Fig. 1 Overzicht van de cumulatieve neerslag van 16 november 2024 tot 15 februari 2025 voor het centrum van het land. Bron: KMI en Bodemkundige Dienst van België.

Voorraden 2025

Omdat de voorteelt een heel belangrijke invloed heeft op de hoeveelheid minerale stikstof die op het einde van het groeiseizoen achterblijft na de oogst en bijgevolg ook op de voorjaarsreserve wordt in Figuur 2 de gemiddelde nitraatvoorraad van de Belgische wintertarwe percelen weergegeven in functie van de voorteelt.

Voor aardappelen wordt er een gemiddelde reserve gemeten van 48 kg N/ha. Dit was bijvoorbeeld in het voorjaar 2019 nog 122 kg N/ha. Toen waren ook de nitraatresidu’s veel hoger in vergelijking met deze eind 2024. Percelen met voorteelt bieten geven een gemiddelde voorraad van slechts 32 kg N/ha in het profiel van 0-90 cm. In 2019 was dit nog 67 kg N/ha. Ook na maïs zijn de gemiddelde voorraden 2025 laag met 34 kg N/ha. Binnen iedere groep komen af en toe wel percelen voor met een hogere voorraad. Zeker bij de voorteelt erwten en bonen is dit het geval of ook bij percelen met specifieke karakteristieken zoals bv. een gescheurde weide of percelen met een hoger organische koolstofgehalte.

Figuur 2 toont ook dat in de laag 0-30 cm de laagste hoeveelheid minerale stikstof wordt gemeten. Dit komt omdat de aanwezige minerale stikstof onder invloed van de neerslag gemigreerd is naar de diepere bodemlagen. Door de vele neerslag afgelopen winter zien we ook dat de bodemlaag 30-60 cm doorgaans zeer arm is. Op percelen waar wel een belangrijke bodemvoorraad aanwezig is, wordt deze meestal teruggevonden in de bodemlaag van 60-90 cm. Dit zal vooral een effect hebben op de adviezen voor de tweede of derde fractie.

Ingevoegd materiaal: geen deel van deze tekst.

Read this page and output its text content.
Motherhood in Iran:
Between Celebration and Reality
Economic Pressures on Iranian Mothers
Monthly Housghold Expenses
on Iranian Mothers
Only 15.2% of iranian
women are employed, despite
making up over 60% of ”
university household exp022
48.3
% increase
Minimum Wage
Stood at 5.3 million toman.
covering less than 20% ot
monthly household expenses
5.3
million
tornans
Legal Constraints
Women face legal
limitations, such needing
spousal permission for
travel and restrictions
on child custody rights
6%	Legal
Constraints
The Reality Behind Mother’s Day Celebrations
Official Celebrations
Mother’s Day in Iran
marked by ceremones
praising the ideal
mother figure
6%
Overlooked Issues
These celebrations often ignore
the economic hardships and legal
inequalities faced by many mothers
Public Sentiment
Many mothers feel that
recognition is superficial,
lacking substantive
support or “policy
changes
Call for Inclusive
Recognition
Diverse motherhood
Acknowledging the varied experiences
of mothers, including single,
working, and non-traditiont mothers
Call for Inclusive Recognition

Fig. 2 Gemiddelde reserve aan nitrische stikstof op Belgische wintertarwepercelen in functie van de voorteelt (voorlopige statistieken tot 24/02/2025). Bron: Bodemkundige Dienst van België.

N-adviezen 2025

De gemiddelde stikstofbemestingsadviezen voor 2025 voor de wintertarwe zitten op een gelijkaardig niveau als in het voorjaar 2024. De vaak lage reserves resulteren in adviezen die de laatste 2 jaar op een hoger niveau liggen in vergelijking met de jaren voordien.

Uit Figuur 3 leren we dat bijna 70 procent van de opgestelde adviezen hoger zijn dan 200 kg N/ha. Hieruit is ook duidelijk dat een verlaging van de bemestingsnorm voor wintertarwe een effect heeft op de opbrengst en economische rendabiliteit. Uit recent proefveldonderzoek (VLAIO OPTITARWE en LCG) bleek dat bemesting volgens advies steeds de hoogste economische opbrengst gaf.

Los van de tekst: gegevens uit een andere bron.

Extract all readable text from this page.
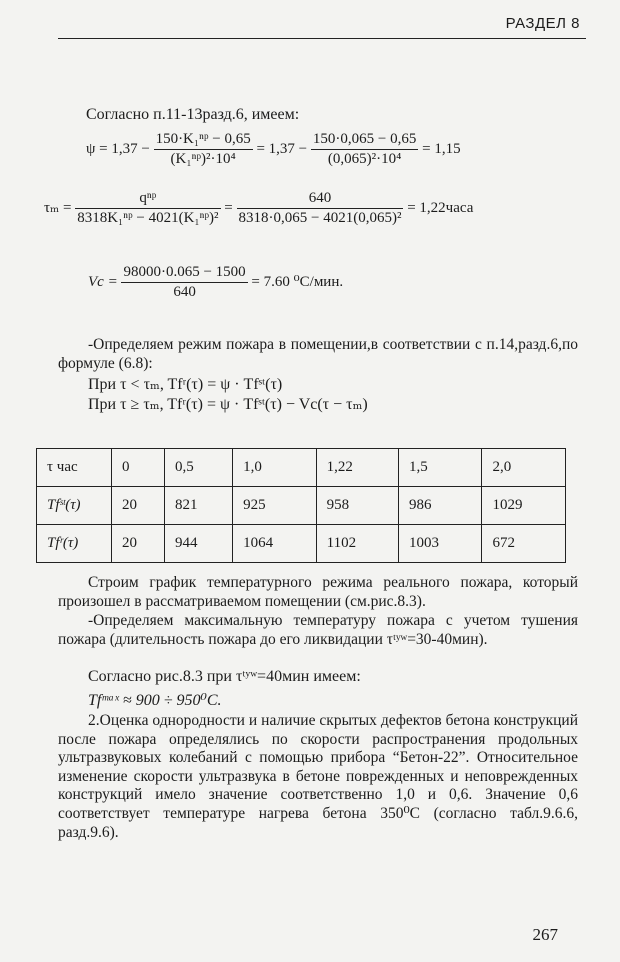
РАЗДЕЛ 8
Согласно п.11-13разд.6, имеем:
$\psi = 1,37 - \frac{\text{150·K₁ⁿᵖ − 0,65}}{\text{(K₁ⁿᵖ)²·10⁴}} = 1,37 - \frac{150\cdot 0,065 - 0,65}{\text{(0,065)²·10⁴}} = 1,15$
$\tau_m = \frac{\text{qⁿᵖ}}{\text{8318K₁ⁿᵖ − 4021(K₁ⁿᵖ)²}} = \frac{640}{\text{8318·0,065 − 4021(0,065)²}}$ = 1,22часа
$Vc = \frac{98000\cdot 0.065 - 1500}{640} = 7.60$ ⁰С/мин.
-Определяем режим пожара в помещении,в соответствии с п.14,разд.6,по формуле (6.8):
При τ < τₘ, Tfʳ(τ) = ψ · Tfˢᵗ(τ)
При τ ≥ τₘ, Tfʳ(τ) = ψ · Tfˢᵗ(τ) − Vc(τ − τₘ)
τ час	0	0,5	1,0	1,22	1,5	2,0
Tfˢᵗ(τ)	20	821	925	958	986	1029
Tfʳ(τ)	20	944	1064	1102	1003	672
Строим график температурного режима реального пожара, который произошел в рассматриваемом помещении (см.рис.8.3).
-Определяем максимальную температуру пожара с учетом тушения пожара (длительность пожара до его ликвидации τᵗʸʷ=30-40мин).
Согласно рис.8.3 при τᵗʸʷ=40мин имеем:
Tfᵐᵃˣ ≈ 900 ÷ 950⁰C.
2.Оценка однородности и наличие скрытых дефектов бетона конструкций после пожара определялись по скорости распространения продольных ультразвуковых колебаний с помощью прибора “Бетон-22”. Относительное изменение скорости ультразвука в бетоне поврежденных и неповрежденных конструкций имело значение соответственно 1,0 и 0,6. Значение 0,6 соответствует температуре нагрева бетона 350⁰С (согласно табл.9.6.6, разд.9.6).
267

Fig. 3 Procentuele verdeling van het totaal N bemestingsadvies (kg N/ha) voor de wintertarwepercelen volgens NINDEX waarbij een advies werd opgesteld in 3 fracties. Voorlopige statistieken tot 24 februari 2025. Bron: Bodemkundige Dienst van België.

Wat met de 1e fractie

Via de NINDEX methode wordt steeds eerst een totaal stikstofbemestingsadvies geformuleerd dat vervolgens verdeeld wordt over de verschillende fracties. Voor wintertarwe blijft onze voorkeur uitgaan naar een bemesting in 3 fracties. Op die manier leunt de stikstofbemesting het dichtst aan bij de fases in de groeicyclus van de tarwe waar de stikstofopname belangrijk is. Een bemesting in 3 fracties resulteert gemiddeld nog steeds in hoger opbrengsten. Belangrijk is wel de derde fractie tijdig (stadium laatste blad) toe te dienen. Zeker bij variëteiten waar ook het eiwitgehalte belangrijk is (baktarwe) blijkt een voldoende derde fractie noodzakelijk.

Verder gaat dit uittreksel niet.